援朝軍臨時總指揮部,氣氛壓抑得像是暴風雨來臨前的海麵。
當陳大年帶著一身寒氣和硝煙味,掀開門簾走進來的時候,幾乎所有人的目光,都瞬間集中到了他的身上。
那目光裡,有同情,有好奇,也有幾分幸災樂禍。
陳大年挺直了腰杆,對周圍的目光視若無睹。
他那張棱角分明的臉上,沒有任何表情,隻是那雙布滿血絲的眼睛,死死地盯著沙盤前那個年輕的背影。
那就是林楚生。
比他想象中還要年輕,看起來就像個剛出校門的大學生,身上甚至還帶著一股書卷氣。
這與他那雷霆萬鈞,攪動世界風雲的手段,形成了巨大的反差。
“報告總司令!第六十六軍軍長陳大年,奉命前來報到!”
陳大年走到林楚生身後三步遠的地方,立正敬禮,聲音洪亮,中氣十足,仿佛要將指揮部的屋頂掀翻。
林楚生緩緩地轉過身。
他沒有說話,隻是靜靜地看著陳大年。
那目光很平靜,卻又像陽光一樣,似乎能穿透他那身破舊的軍裝,看到他骨子裡的那份桀驁和不屈。
陳大年毫不畏懼地與他對視,下巴微微揚起,像一頭準備迎戰的雄獅。
他已經想好了,隻要林楚生開口說一個“罰”字,他就立刻把準備好的一肚子話,全都倒出來。

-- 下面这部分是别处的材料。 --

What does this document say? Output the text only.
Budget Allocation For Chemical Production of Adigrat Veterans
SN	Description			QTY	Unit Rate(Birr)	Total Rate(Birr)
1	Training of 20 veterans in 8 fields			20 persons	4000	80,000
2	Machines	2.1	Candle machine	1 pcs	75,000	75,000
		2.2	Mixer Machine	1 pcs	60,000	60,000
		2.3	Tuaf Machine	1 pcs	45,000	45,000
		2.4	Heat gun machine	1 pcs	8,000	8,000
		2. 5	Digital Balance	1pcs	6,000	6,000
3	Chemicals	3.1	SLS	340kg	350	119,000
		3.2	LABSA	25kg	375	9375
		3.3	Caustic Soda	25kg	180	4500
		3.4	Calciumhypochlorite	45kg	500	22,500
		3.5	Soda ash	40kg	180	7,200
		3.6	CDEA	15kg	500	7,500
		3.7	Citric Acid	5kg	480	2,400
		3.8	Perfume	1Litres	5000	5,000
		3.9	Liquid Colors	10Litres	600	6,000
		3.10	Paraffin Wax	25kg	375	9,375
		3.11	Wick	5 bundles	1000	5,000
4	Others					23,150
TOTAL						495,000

指揮部裡的空氣,仿佛凝固了。所有人都屏住了呼吸,等待著那場預料之中的暴風雨。
然而,林楚生接下來的話,卻讓所有人大跌眼鏡。
“陳軍長,你和你的六十六軍,打得好啊。”
林楚生臉上,突然露出了一絲微笑,那笑容很真誠,也很溫暖,“辛苦了。”
陳大年準備好的一肚子話,瞬間被堵在了喉嚨裡,一個字也說不出來了。
他愣愣地看著林楚生,臉上寫滿了錯愕和難以置信。
不隻是他,指揮部裡的其他將領,也都懵了。
這……這是什麼路數?不應該是追責問罪嗎?怎麼上來就先誇上了?
“你們在肅川外圍,用兩個團的兵力,硬頂了美軍第二師一個裝甲營外加兩個步兵團的輪番衝擊,整整四十八個小時。”
林楚生的聲音不大,卻清晰地傳到了每個人的耳朵裡,
“我知道,你們幾乎沒有重武器,天上也看不到我們自己的一架飛機。
我更知道,你們的對手,是武裝到牙齒的白頭鷹王牌。
這一仗,你們打出了國威,打出了軍威!
我林楚生,代表援朝軍總指揮部,向你,向所有犧牲和活著的六十六軍將士,表示感謝和敬意!”
說完,他對著陳大年,鄭重地敬了一個軍禮。
轟——!
陳大年感覺自己的腦子裡,像是有什麼東西炸開了。
一股滾燙的熱流,從胸口直衝眼眶。
他這個在死人堆裡爬出來,流血不流淚的鐵血漢子,眼圈一下子就紅了。
他不是沒聽過表揚,但那些表揚,總是帶著幾分客套和疏離。
像今天這樣,被援朝軍的最高統帥,如此鄭重其事地肯定和感謝,還是頭一遭。